We need peace, land to go home
AFTER 40 YEARS OF WARS AND CONFLICT, MORE THAN 1.5M AFGHAN REFUGEES LIVE IN PAKISTAN
Hukam Khan isn’t sure how old he is, but his beard is long and white, and when he came to Pakistan 40 years ago fleeing an earlier war in Afghanistan, his children were small, stuffed onto the backs of donkeys and dragged across rugged mountains to the safety of northwestern Pakistan.
Back then the war was against the former Soviet Union and Khan was among more than 5 million Afghans forced to become refugees in Pakistan, driven from their homes by a bombing campaign so brutal it was referred to as a “scorched earth” policy.
After four decades of war and conflict, more than 1.5 million Afghans still live as refugees in Pakistan, feeling abandoned by their own government, increasingly unwelcome in their reluctant host country and ignored by the United Nations.
Now, for the first time in years, there’s a faint possibility they might eventually return home. The United States and the Taliban appear to have inched closer to a peace deal, agreeing as a first step to a temporary “reduction in violence.”
If that truce should hold, the next step could be a longsought-after agreement between Washington and the Taliban to end Afghanistan’s current war, now in its 19th year. The agreement would return American troops home and start negotiations between the warring Afghans to bring peace to their shattered country.
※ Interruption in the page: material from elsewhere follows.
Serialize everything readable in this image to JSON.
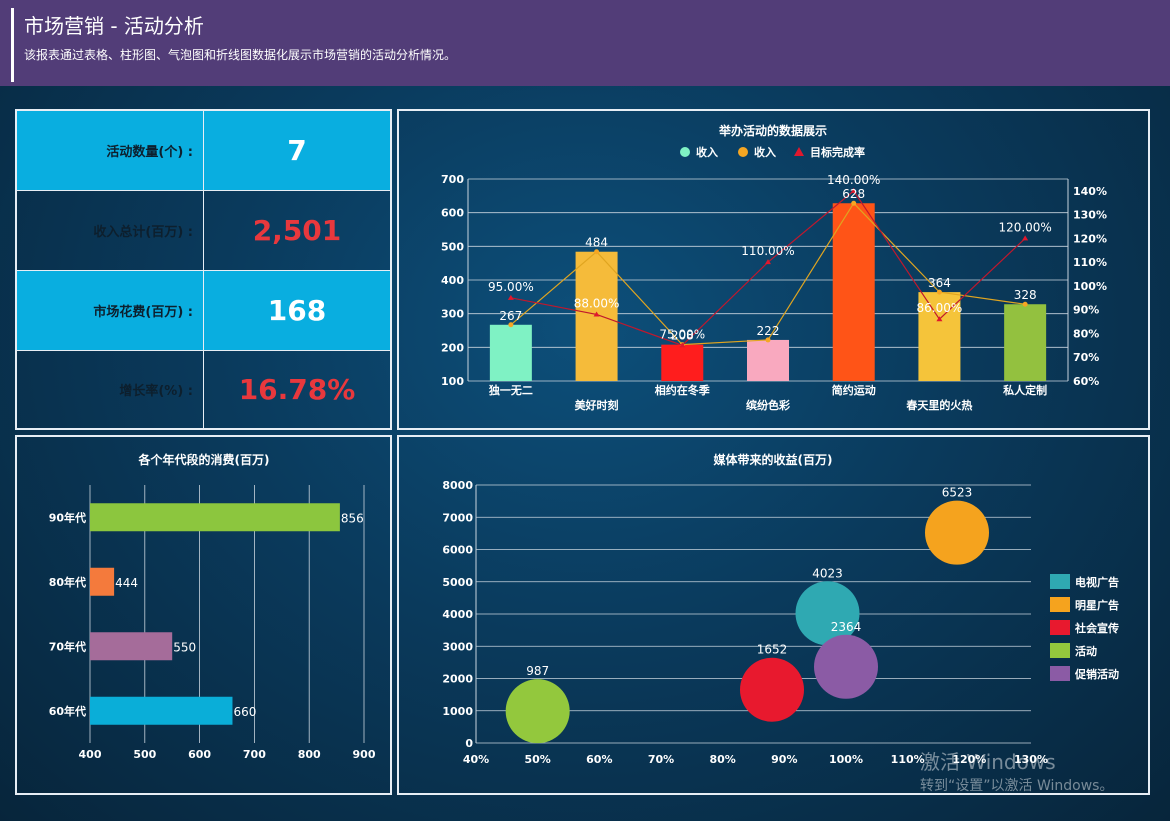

Against the backdrop of a possible peace deal, Pakistan hosted a conference yesterday attended by US peace envoy Zalmay Khalilzad and UN Secretary-General Antonio Guterres, and meant to recognise 40 years of Afghans living as refugees. “It is a terrible war ... and it needs to be brought to an end,” Khalilzad, who brokered the breakthrough with the Taliban, said. “We’ve made
progress in the sense that we ... are talking about the reduction of violence leading to the signing of an agreement between the United States and the Taliban that will open the door to Afghans sitting across the table, one side by the government of Afghanistan and on the other by the Taliban of Afghanistan.”
Also attending the conference was UN High Commissioner for Refugees Filippo Grandi, whose job would be to help the Afghans return home.
Against the backdrop of a possible peace deal, Pakistan hosted a conference yesterday attended by US peace envoy Zalmay Khalilzad and UN SecretaryGeneral Antonio Guterres.